Addressing a Support Group meeting held at PMH last week (April 16, 2015) Molotsi explained if untreated, Diabetes Periodontal disease (DPD) can lead to painful chewing complications and even tooth loss.
The University of Pretoria trained charming Dental Officer said: “A dry mouth, often a symptom of undetected Diabetes, can cause a burning mouth syndrome, soreness, non-healing ulcer infections and tooth decay. To avoid tooth decay apart from regular brushing with a soft bristle toothbrush and fluoride toothpaste using the circular or flicking method twice daily; avoidance of acid-based foodstuffs and beverages is dental health best practice. Acid attacks the tooth structure or enamel and causes decay. The sulphur gas emissions from bacteria also cause bad breadth. Of note, a dry mouth characterised by reduced supply of saliva further denies the oral cavity of its natural cleansing effects exacerbating accumulation of bacteria causing foul mouthing bad breadth.
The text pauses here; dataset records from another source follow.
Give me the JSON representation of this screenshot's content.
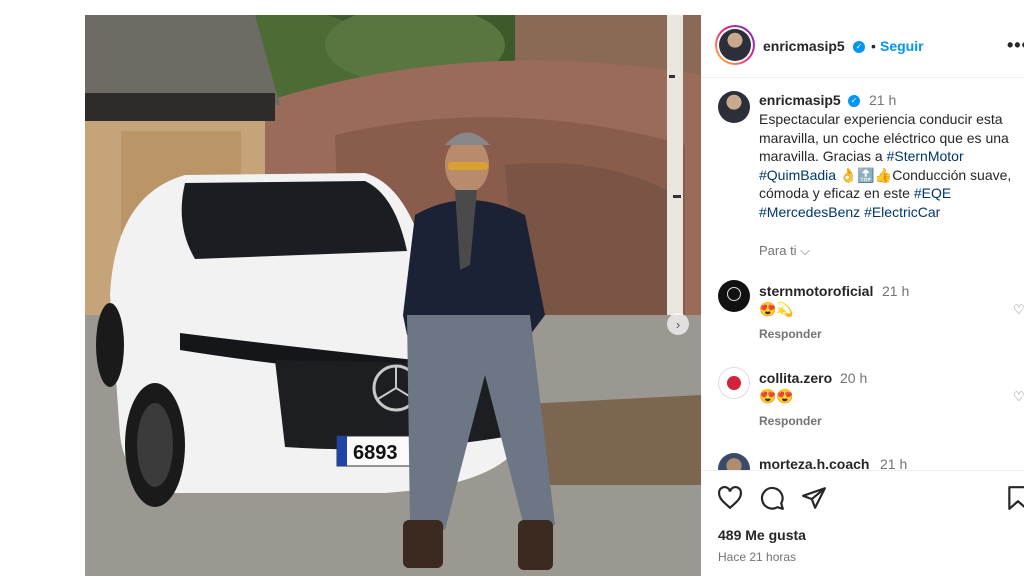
{
  "post": {
    "username": "enricmasip5",
    "follow_label": "Seguir",
    "separator": "•",
    "more_label": "•••",
    "caption": {
      "username": "enricmasip5",
      "time": "21 h",
      "text_parts": [
        {
          "text": "Espectacular experiencia conducir esta maravilla, un coche eléctrico que es una maravilla. Gracias a ",
          "tag": false
        },
        {
          "text": "#SternMotor",
          "tag": true
        },
        {
          "text": " ",
          "tag": false
        },
        {
          "text": "#QuimBadia",
          "tag": true
        },
        {
          "text": " 👌🔝👍Conducción suave, cómoda y eficaz en este ",
          "tag": false
        },
        {
          "text": "#EQE",
          "tag": true
        },
        {
          "text": " ",
          "tag": false
        },
        {
          "text": "#MercedesBenz",
          "tag": true
        },
        {
          "text": " ",
          "tag": false
        },
        {
          "text": "#ElectricCar",
          "tag": true
        }
      ],
      "translate_label": "Para ti ⌵"
    },
    "comments": [
      {
        "username": "sternmotoroficial",
        "time": "21 h",
        "text": "😍💫",
        "reply": "Responder",
        "avatar": "stern-logo"
      },
      {
        "username": "collita.zero",
        "time": "20 h",
        "text": "😍😍",
        "reply": "Responder",
        "avatar": "collita-logo"
      },
      {
        "username": "morteza.h.coach",
        "time": "21 h",
        "text": "",
        "reply": "",
        "avatar": "user-photo"
      }
    ],
    "likes": "489 Me gusta",
    "posted": "Hace 21 horas",
    "license_plate": "6893"
  },
  "icons": {
    "like": "heart-icon",
    "comment": "comment-icon",
    "share": "share-icon",
    "save": "bookmark-icon",
    "verified": "verified-badge-icon",
    "next": "chevron-right-icon"
  },
  "colors": {
    "link": "#0095f6",
    "hashtag": "#00376b",
    "muted": "#737373",
    "text": "#262626"
  }
}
“Good blood glucose control is key to controlling and preventing mouth problems. People with poor blood glucose control get gum disease more often and more severely than people whose diabetes is well controlled.
Daily brushing and flossing, regular dental check-ups, proper dental care and good blood glucose control are the best defence against the oral complications of Diabetes.”
People who have diabetes are aware that the disease can harm the eyes, nerves, kidneys, heart and other important systems in the body. Smoking makes these problems worse, she said.